Notice how these beliefs make you feel and act in the moment. How do you treat yourself and others? How do you allow others to treat you? Then ask yourself one of the most important questions of all - "Who would I be without this thought?"
Then ask yourself one of the most important questions of all, "Who would I be without this thought?"
"What would I do, right now, if I didn't belief there was something wrong with me? Is it possible that there's nothing wrong with me?"
"How would I interact, right now, if I didn't believe I was unlovable?"
"How would I act, in this moment, if I didn't believe I needed these people to like me? Is it possible I'd be just fine if they didn't like me?"
"Who would I be, in this moment, if I didn't believe I had to be the best?"
"What if I believed that there was so much right with me? How would I act and behave differently?"
"Who would I be, right now, if I believed I was capable? Is it possible that, actually, I'm more than capable and can do and achieving anything?"

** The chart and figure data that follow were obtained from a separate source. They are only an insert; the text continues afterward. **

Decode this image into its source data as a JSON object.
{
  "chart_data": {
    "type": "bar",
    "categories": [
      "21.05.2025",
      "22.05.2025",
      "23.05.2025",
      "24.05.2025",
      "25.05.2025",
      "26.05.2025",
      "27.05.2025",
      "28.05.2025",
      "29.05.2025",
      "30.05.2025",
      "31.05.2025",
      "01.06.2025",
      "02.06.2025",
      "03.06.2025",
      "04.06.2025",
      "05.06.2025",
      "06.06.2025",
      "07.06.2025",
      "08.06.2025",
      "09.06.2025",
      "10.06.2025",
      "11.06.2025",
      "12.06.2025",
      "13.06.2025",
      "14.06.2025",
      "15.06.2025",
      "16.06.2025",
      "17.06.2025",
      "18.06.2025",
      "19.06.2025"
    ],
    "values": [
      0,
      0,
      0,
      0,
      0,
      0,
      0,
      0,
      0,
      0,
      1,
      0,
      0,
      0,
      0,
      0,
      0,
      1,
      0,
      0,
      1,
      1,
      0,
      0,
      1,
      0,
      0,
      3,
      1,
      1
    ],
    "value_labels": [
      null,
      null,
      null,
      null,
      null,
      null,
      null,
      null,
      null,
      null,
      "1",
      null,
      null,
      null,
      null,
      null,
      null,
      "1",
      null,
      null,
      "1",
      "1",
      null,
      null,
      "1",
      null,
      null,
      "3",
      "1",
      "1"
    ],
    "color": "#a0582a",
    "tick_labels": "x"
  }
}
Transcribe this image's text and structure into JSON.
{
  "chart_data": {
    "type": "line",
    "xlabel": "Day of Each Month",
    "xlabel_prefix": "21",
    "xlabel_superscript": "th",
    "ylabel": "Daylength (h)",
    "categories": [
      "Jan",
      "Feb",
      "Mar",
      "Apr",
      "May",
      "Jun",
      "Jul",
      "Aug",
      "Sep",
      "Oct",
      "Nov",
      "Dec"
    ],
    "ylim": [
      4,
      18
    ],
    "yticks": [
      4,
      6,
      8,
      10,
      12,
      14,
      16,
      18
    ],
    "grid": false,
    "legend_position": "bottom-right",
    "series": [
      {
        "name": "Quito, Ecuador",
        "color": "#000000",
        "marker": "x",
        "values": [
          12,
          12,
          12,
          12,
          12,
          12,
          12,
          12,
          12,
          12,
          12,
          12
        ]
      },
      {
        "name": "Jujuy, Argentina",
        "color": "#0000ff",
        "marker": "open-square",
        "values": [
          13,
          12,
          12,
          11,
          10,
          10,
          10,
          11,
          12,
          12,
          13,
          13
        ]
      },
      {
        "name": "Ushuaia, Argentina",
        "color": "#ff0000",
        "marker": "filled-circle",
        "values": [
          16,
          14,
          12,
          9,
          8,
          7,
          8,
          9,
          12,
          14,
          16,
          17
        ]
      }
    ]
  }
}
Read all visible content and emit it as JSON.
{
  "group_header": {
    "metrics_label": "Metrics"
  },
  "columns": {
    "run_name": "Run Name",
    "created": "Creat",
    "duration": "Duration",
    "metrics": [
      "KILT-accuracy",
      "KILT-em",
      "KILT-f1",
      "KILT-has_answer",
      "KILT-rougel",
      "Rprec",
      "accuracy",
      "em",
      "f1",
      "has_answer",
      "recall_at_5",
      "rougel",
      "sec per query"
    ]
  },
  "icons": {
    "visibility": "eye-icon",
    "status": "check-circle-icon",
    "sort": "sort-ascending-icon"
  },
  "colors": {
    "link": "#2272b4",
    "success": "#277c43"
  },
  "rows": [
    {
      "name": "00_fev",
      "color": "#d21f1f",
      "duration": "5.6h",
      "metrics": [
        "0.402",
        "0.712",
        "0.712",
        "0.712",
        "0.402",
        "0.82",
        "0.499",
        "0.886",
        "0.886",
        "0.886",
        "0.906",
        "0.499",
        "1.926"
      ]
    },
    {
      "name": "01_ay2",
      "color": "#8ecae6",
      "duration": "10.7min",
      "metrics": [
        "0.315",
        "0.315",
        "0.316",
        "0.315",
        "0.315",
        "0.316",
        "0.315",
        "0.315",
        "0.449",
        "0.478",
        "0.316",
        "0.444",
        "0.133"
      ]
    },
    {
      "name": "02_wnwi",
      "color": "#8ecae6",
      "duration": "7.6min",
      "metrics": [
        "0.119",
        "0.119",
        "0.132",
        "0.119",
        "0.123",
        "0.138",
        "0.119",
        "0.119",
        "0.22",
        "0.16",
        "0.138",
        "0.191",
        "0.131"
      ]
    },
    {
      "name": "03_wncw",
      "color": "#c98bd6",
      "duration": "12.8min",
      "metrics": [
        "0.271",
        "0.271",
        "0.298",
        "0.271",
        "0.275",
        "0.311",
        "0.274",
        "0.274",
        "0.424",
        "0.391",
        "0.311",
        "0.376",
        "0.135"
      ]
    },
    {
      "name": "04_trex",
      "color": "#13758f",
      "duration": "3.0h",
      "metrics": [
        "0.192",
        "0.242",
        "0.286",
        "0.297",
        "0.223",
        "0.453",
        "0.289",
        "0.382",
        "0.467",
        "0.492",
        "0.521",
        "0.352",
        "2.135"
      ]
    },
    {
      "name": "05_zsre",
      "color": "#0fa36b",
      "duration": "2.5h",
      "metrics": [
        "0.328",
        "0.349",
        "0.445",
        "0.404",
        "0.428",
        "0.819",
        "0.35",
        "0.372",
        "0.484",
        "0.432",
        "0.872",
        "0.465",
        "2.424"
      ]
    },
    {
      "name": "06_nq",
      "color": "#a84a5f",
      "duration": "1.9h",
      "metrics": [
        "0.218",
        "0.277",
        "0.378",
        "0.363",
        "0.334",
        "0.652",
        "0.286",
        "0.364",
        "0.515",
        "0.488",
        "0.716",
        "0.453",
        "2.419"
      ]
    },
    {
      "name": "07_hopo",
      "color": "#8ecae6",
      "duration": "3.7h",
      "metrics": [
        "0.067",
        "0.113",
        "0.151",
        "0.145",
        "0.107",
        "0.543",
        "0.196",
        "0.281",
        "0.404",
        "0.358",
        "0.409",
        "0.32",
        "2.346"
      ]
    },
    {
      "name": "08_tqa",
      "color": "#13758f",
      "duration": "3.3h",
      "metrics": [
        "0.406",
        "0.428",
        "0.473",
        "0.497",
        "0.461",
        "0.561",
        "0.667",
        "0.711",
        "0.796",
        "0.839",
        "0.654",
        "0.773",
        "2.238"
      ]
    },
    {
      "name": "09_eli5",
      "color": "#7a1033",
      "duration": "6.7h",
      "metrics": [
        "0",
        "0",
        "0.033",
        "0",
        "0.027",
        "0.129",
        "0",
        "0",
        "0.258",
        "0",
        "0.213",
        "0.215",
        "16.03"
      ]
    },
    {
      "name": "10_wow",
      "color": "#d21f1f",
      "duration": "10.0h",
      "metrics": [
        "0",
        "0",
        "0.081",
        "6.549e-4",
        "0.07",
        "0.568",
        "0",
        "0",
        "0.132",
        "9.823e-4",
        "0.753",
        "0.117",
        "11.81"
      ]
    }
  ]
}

Notice how your physiology begins to shift when you open yourself up to new possibilities. When you give your mind another neural pathway to explore. You see, if the elephant just tugged on the rope and realised it could break free, it could never be tied with a small rope again. Once the belief has been dissolved, it can no longer have the same impact and create the same story.
"You see, if the elephant just tugged on the rope and realised it could break free, it could never be tied with a small rope again."
So, when you begin to clear your mind of these limiting thoughts, you get a taste of who you are outside of your story. You're then able to get in touch with the brilliance and perfection that is you. You start to walk this earth differently - with a different gait and a newfound poise and confidence because you are no longer bound by your beliefs of lack, inadequacy and fear. You're free!